I have had the benefit of talking to many GPs about the new contract. Without exception, they all want the out-of-hours services, and the quality of those services, maintained because doctors care deeply about the wellbeing of their patients. They will not accept for a second a diminution in the quality of out-of-hours services. I am sorry if my answer was not to the hon. Gentleman's satisfaction, but it will be the responsibility of primary care trusts, in discussions with their local practices, to finalise, over the course of the next year or so, the arrangements that will need to be put in place locally to provide comprehensive out-of-hours services. That will include a proper setting of standards to be met. The arrangements governing accessibility of the service, who comes out to deal with a call and how quickly he or she arrives are important and will need to be put in place. It is a big job, but we have worked actively with primary care trusts to ensure that the hon. Gentleman's constituents, like mine, are not put at risk or disadvantaged. I am sorry if my original answers were not precise enough, but I assure him that that is how we intend to proceed. We would not accept anything less.

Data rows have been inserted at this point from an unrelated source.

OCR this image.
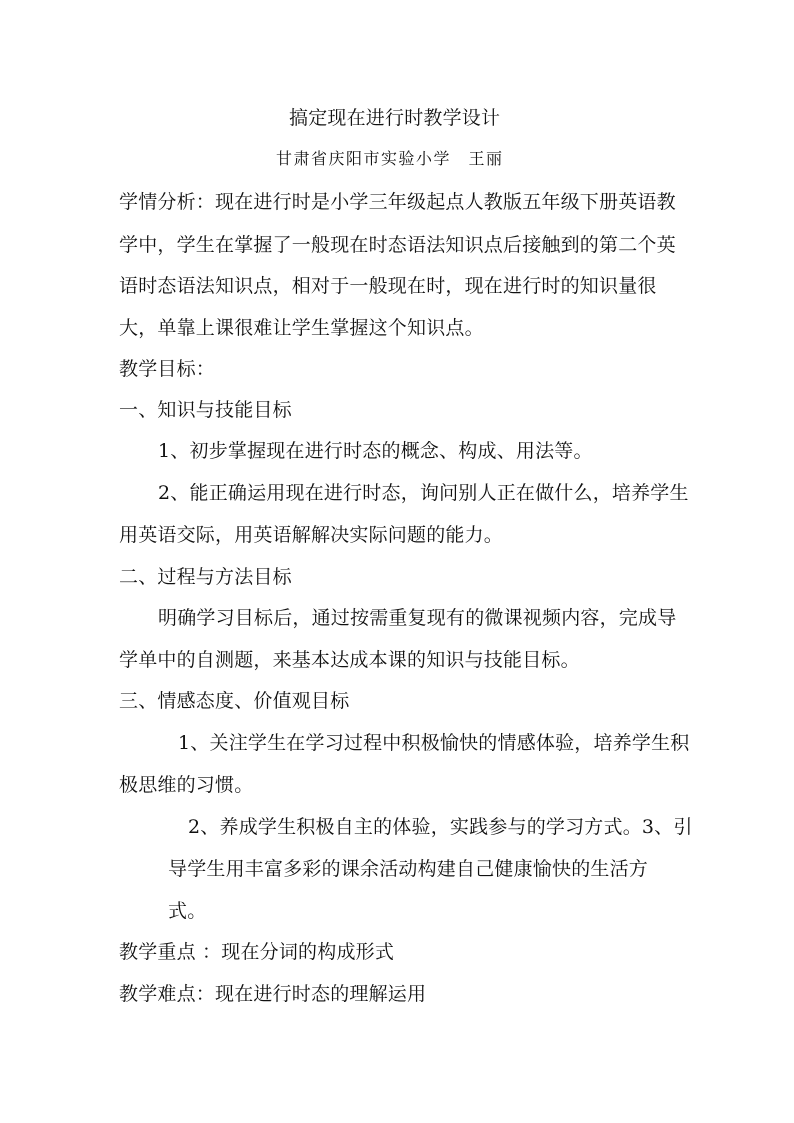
搞定现在进行时教学设计
甘肃省庆阳市实验小学　王丽
学情分析：现在进行时是小学三年级起点人教版五年级下册英语教
学中，学生在掌握了一般现在时态语法知识点后接触到的第二个英
语时态语法知识点，相对于一般现在时，现在进行时的知识量很
大，单靠上课很难让学生掌握这个知识点。
教学目标：
一、知识与技能目标
1、初步掌握现在进行时态的概念、构成、用法等。
2、能正确运用现在进行时态，询问别人正在做什么，培养学生
用英语交际，用英语解解决实际问题的能力。
二、过程与方法目标
明确学习目标后，通过按需重复现有的微课视频内容，完成导
学单中的自测题，来基本达成本课的知识与技能目标。
三、情感态度、价值观目标
1、关注学生在学习过程中积极愉快的情感体验，培养学生积
极思维的习惯。
2、养成学生积极自主的体验，实践参与的学习方式。3、引
导学生用丰富多彩的课余活动构建自己健康愉快的生活方
式。
教学重点 ：现在分词的构成形式
教学难点：现在进行时态的理解运用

The hon. Member for West Chelmsford (Mr. Burns) mentioned the technical aspects and asked me to give an example of how we are reducing the burden or the volume of secondary legislation. I gave him one example and am happy to give him others in due course. He asked how enhanced services will be provided if not through GMS or PMS. They can be provided through the additional third route of directly commissioned PCT services and the services of additional providers can also be used. He also asked whether the minimum practice income guarantee would be covered by directions under proposed new section 28T. It will be. The minimum income guarantee will continue beyond 2006. It is not time limited.

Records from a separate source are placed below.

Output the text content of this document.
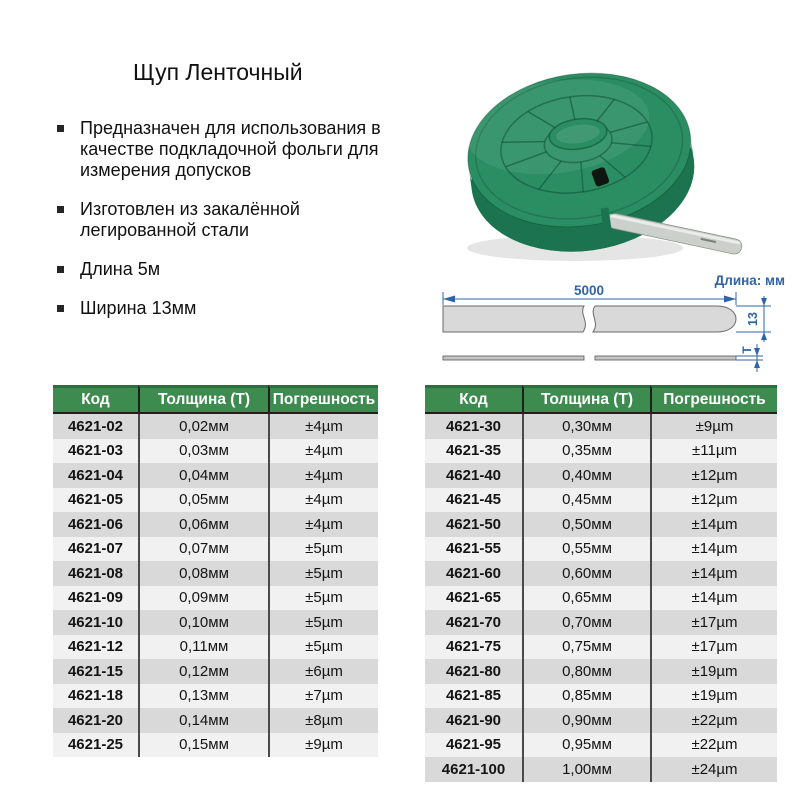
Щуп Ленточный
Предназначен для использования в качестве подкладочной фольги для измерения допусков
Изготовлен из закалённой легированной стали
Длина 5м
Ширина 13мм
Длина: мм
5000
13
Т
Код	Толщина (Т)	Погрешность
4621-02	0,02мм	±4µm
4621-03	0,03мм	±4µm
4621-04	0,04мм	±4µm
4621-05	0,05мм	±4µm
4621-06	0,06мм	±4µm
4621-07	0,07мм	±5µm
4621-08	0,08мм	±5µm
4621-09	0,09мм	±5µm
4621-10	0,10мм	±5µm
4621-12	0,11мм	±5µm
4621-15	0,12мм	±6µm
4621-18	0,13мм	±7µm
4621-20	0,14мм	±8µm
4621-25	0,15мм	±9µm
Код	Толщина (Т)	Погрешность
4621-30	0,30мм	±9µm
4621-35	0,35мм	±11µm
4621-40	0,40мм	±12µm
4621-45	0,45мм	±12µm
4621-50	0,50мм	±14µm
4621-55	0,55мм	±14µm
4621-60	0,60мм	±14µm
4621-65	0,65мм	±14µm
4621-70	0,70мм	±17µm
4621-75	0,75мм	±17µm
4621-80	0,80мм	±19µm
4621-85	0,85мм	±19µm
4621-90	0,90мм	±22µm
4621-95	0,95мм	±22µm
4621-100	1,00мм	±24µm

On subsection (4) of proposed new section 16CC, I can assure the hon. Gentleman that the duties are reciprocal. It is not one-way traffic. The duties are broadly designed to deal with some of the cross-border issues that he mentioned, including the need to move to single commissioning of primary care services in those areas if possible.

The hon. Member for Oxford, West and Abingdon asked a number of questions. I am afraid that I shall have to write to him. I hope that he does not mind. He did invite me to go down that path and I intend to take advantage of that get-out. He kept referring to "U2", which is one of my favourite bands. I did not realise we were debating that today, and I am happy to discuss it with him another time.

The hon. Member for South Cambridgeshire asked pertinent questions. Given the time left, I shall have to write to him with further details. I am more than happy to meet hon. Members who contributed to the debate to discuss primary care services at any time in the future. I am also happy to arrange for them to be briefed by my officials, if they would find that helpful. The hon. Gentleman referred to the difficult issue of removing patients from practice lists and how we could deal with that. He is right to refer to sections of the February agreement that attempt to deal with the problem. We intend to use the regulatory powers to set out some of those issues in secondary legislation. It is not an entirely satisfactory state of affairs for any patient to be declined registration or to be removed from a practice. As the hon. Member for Oxford, West and Abingdon said, professional practice guidelines have been set out and we hope people will follow them.

The debate has been helpful. I am grateful for the support expressed for the Government new clauses. I look forward to discussing related issues in due course.

It being six and a half hours after the commencement of proceedings on the programme motion, MR. DEPUTY SPEAKER proceeded to put forthwith the Questions necessary for the disposal of business to be concluded at that hour, pursuant to Order [this day].

Question put and agreed to.

Clause read a Second time, and added to the Bill.